Melted Cheese with Guajillo and Garlic Mushrooms
From “Treasures of the Mexican Table” cookbook
Servings: 4 to 6 servings
- 1/4 cup olive oil
- 6 cloves garlic peeled, plus 2 tablespoons finely chopped garlic
- 3/4 cup finely chopped white onion
- 2 dried guajillo chiles stemmed, seeded and finely chopped or snipped with scissors
- 1 lb mixed mushrooms such as white button, baby bella, and wild mushrooms, thinly sliced
- 3/4 tsp kosher salt or more to taste
- 1/4 tsp freshly ground black pepper or to taste
- 4 cups grated mixed melting cheeses such as asadero, Oaxaca, Monterey Jack, or mozzarella
- 8 to 10 flour and/or corn tortillas
- Guacamole or 1 ripe avocado halved, pitted, and sliced (optional)

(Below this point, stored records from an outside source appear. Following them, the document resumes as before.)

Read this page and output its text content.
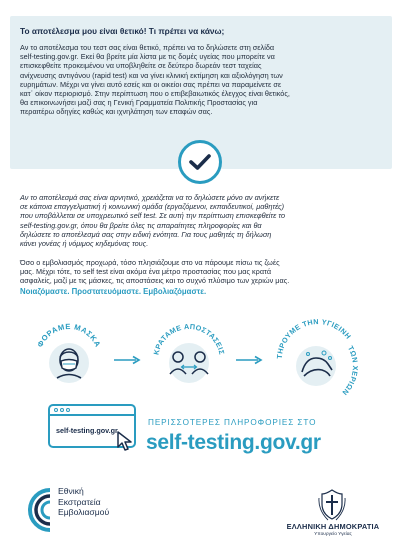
Το αποτέλεσμα μου είναι θετικό! Τι πρέπει να κάνω;
Αν το αποτέλεσμα του τεστ σας είναι θετικό, πρέπει να το δηλώσετε στη σελίδα
self-testing.gov.gr. Εκεί θα βρείτε μία λίστα με τις δομές υγείας που μπορείτε να
επισκεφθείτε προκειμένου να υποβληθείτε σε δεύτερο δωρεάν τεστ ταχείας
ανίχνευσης αντιγόνου (rapid test) και να γίνει κλινική εκτίμηση και αξιολόγηση των
ευρημάτων. Μέχρι να γίνει αυτό εσείς και οι οικείοι σας πρέπει να παραμείνετε σε
κατ᾽ οίκον περιορισμό. Στην περίπτωση που ο επιβεβαιωτικός έλεγχος είναι θετικός,
θα επικοινωνήσει μαζί σας η Γενική Γραμματεία Πολιτικής Προστασίας για
περαιτέρω οδηγίες καθώς και ιχνηλάτηση των επαφών σας.
Αν το αποτέλεσμά σας είναι αρνητικό, χρειάζεται να το δηλώσετε μόνο αν ανήκετε
σε κάποια επαγγελματική ή κοινωνική ομάδα (εργαζόμενοι, εκπαιδευτικοί, μαθητές)
που υποβάλλεται σε υποχρεωτικό self test. Σε αυτή την περίπτωση επισκεφθείτε το
self-testing.gov.gr, όπου θα βρείτε όλες τις απαραίτητες πληροφορίες και θα
δηλώσετε το αποτέλεσμά σας στην ειδική ενότητα. Για τους μαθητές τη δήλωση
κάνει γονέας ή νόμιμος κηδεμόνας τους.
Όσο ο εμβολιασμός προχωρά, τόσο πλησιάζουμε στο να πάρουμε πίσω τις ζωές
μας. Μέχρι τότε, το self test είναι ακόμα ένα μέτρο προστασίας που μας κρατά
ασφαλείς, μαζί με τις μάσκες, τις αποστάσεις και το συχνό πλύσιμο των χεριών μας.
Νοιαζόμαστε. Προστατευόμαστε. Εμβολιαζόμαστε.
ΦΟΡΑΜΕ ΜΑΣΚΑ
ΚΡΑΤΑΜΕ ΑΠΟΣΤΑΣΕΙΣ
ΤΗΡΟΥΜΕ ΤΗΝ ΥΓΙΕΙΝΗ
ΤΩΝ ΧΕΡΙΩΝ
self-testing.gov.gr
ΠΕΡΙΣΣΟΤΕΡΕΣ ΠΛΗΡΟΦΟΡΙΕΣ ΣΤΟ
self-testing.gov.gr
Εθνική
Εκστρατεία
Εμβολιασμού
ΕΛΛΗΝΙΚΗ ΔΗΜΟΚΡΑΤΙΑ
Υπουργείο Υγείας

- Salsa of your choice for serving (optional)
- Preheat the oven to 450 degrees F, with a rack in the upper third. Lightly oil a large shallow baking dish.
- Heat the oil in a medium saucepan over medium heat. Add the whole garlic cloves and cook, stirring occasionally, until they soften and brown, 7 to 8 minutes. Remove with a slotted spoon and discard, leaving the flavored oil behind.

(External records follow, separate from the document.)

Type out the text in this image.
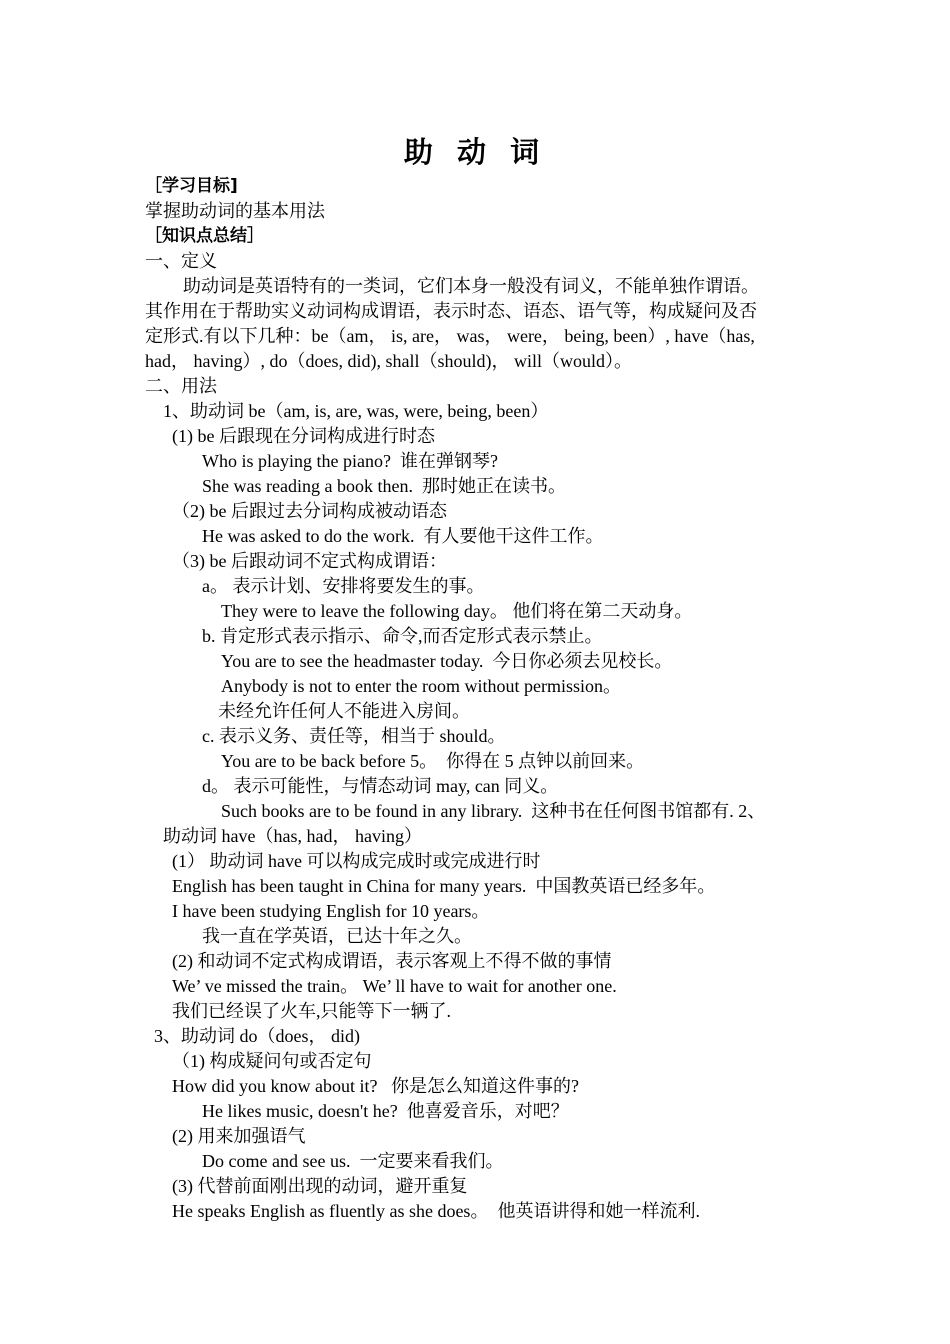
助 动 词
［学习目标]
掌握助动词的基本用法
［知识点总结］
一、定义
助动词是英语特有的一类词，它们本身一般没有词义，不能单独作谓语。
其作用在于帮助实义动词构成谓语，表示时态、语态、语气等，构成疑问及否
定形式.有以下几种：be（am， is, are， was， were， being, been）, have（has,
had， having）, do（does, did), shall（should)， will（would）。
二、用法
1、助动词 be（am, is, are, was, were, being, been）
(1) be 后跟现在分词构成进行时态
Who is playing the piano?  谁在弹钢琴?
She was reading a book then.  那时她正在读书。
（2) be 后跟过去分词构成被动语态
He was asked to do the work.  有人要他干这件工作。
（3) be 后跟动词不定式构成谓语：
a。 表示计划、安排将要发生的事。
They were to leave the following day。 他们将在第二天动身。
b. 肯定形式表示指示、命令,而否定形式表示禁止。
You are to see the headmaster today.  今日你必须去见校长。
Anybody is not to enter the room without permission。
未经允许任何人不能进入房间。
c. 表示义务、责任等，相当于 should。
You are to be back before 5。  你得在 5 点钟以前回来。
d。 表示可能性，与情态动词 may, can 同义。
Such books are to be found in any library.  这种书在任何图书馆都有. 2、
助动词 have（has, had， having）
(1） 助动词 have 可以构成完成时或完成进行时
English has been taught in China for many years.  中国教英语已经多年。
I have been studying English for 10 years。
我一直在学英语，已达十年之久。
(2) 和动词不定式构成谓语，表示客观上不得不做的事情
We’ ve missed the train。 We’ ll have to wait for another one.
我们已经误了火车,只能等下一辆了.
3、助动词 do（does， did)
（1) 构成疑问句或否定句
How did you know about it?   你是怎么知道这件事的?
He likes music, doesn't he?  他喜爱音乐，对吧？
(2) 用来加强语气
Do come and see us.  一定要来看我们。
(3) 代替前面刚出现的动词，避开重复
He speaks English as fluently as she does。  他英语讲得和她一样流利.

- Add the onion and guajillo chiles and cook, stirring, for 1 to 2 minutes, just until the onion begins to soften. Add the chopped garlic, stir, and cook for a minute, until fragrant. Stir in the mushrooms, salt, and black pepper and cook, stirring occasionally, until all the mushroom juices have been released and begun to evaporate and the mushrooms have begun to color, 8 to 10 minutes. Remove from the heat, taste, and adjust the salt.
- Combine the cheeses thoroughly and arrange in the baking dish. Bake for 12 to 15 minutes, or until the cheese is completely melted. Top with the mushrooms, return to the oven, and bake for another 7 to 8 minutes, until the cheese is bubbling, the edges are crusty, and the top is lightly browned.
- Meanwhile, heat a comal or large skillet over medium-low heat for at least 5 minutes. One or two at a time, depending on the size of your comal or pan, heat the tortillas, making sure they are not overlapping, until warm, puffed, and browned in spots, about a minute per side. Place in a tortilla warmer or wrap in a clean cloth or kitchen towel.
- Serve the queso bubbling hot from the oven, with the warm tortillas and guacamole or avocado slices and salsa, if desired. Let everyone assemble their own tacos at the table.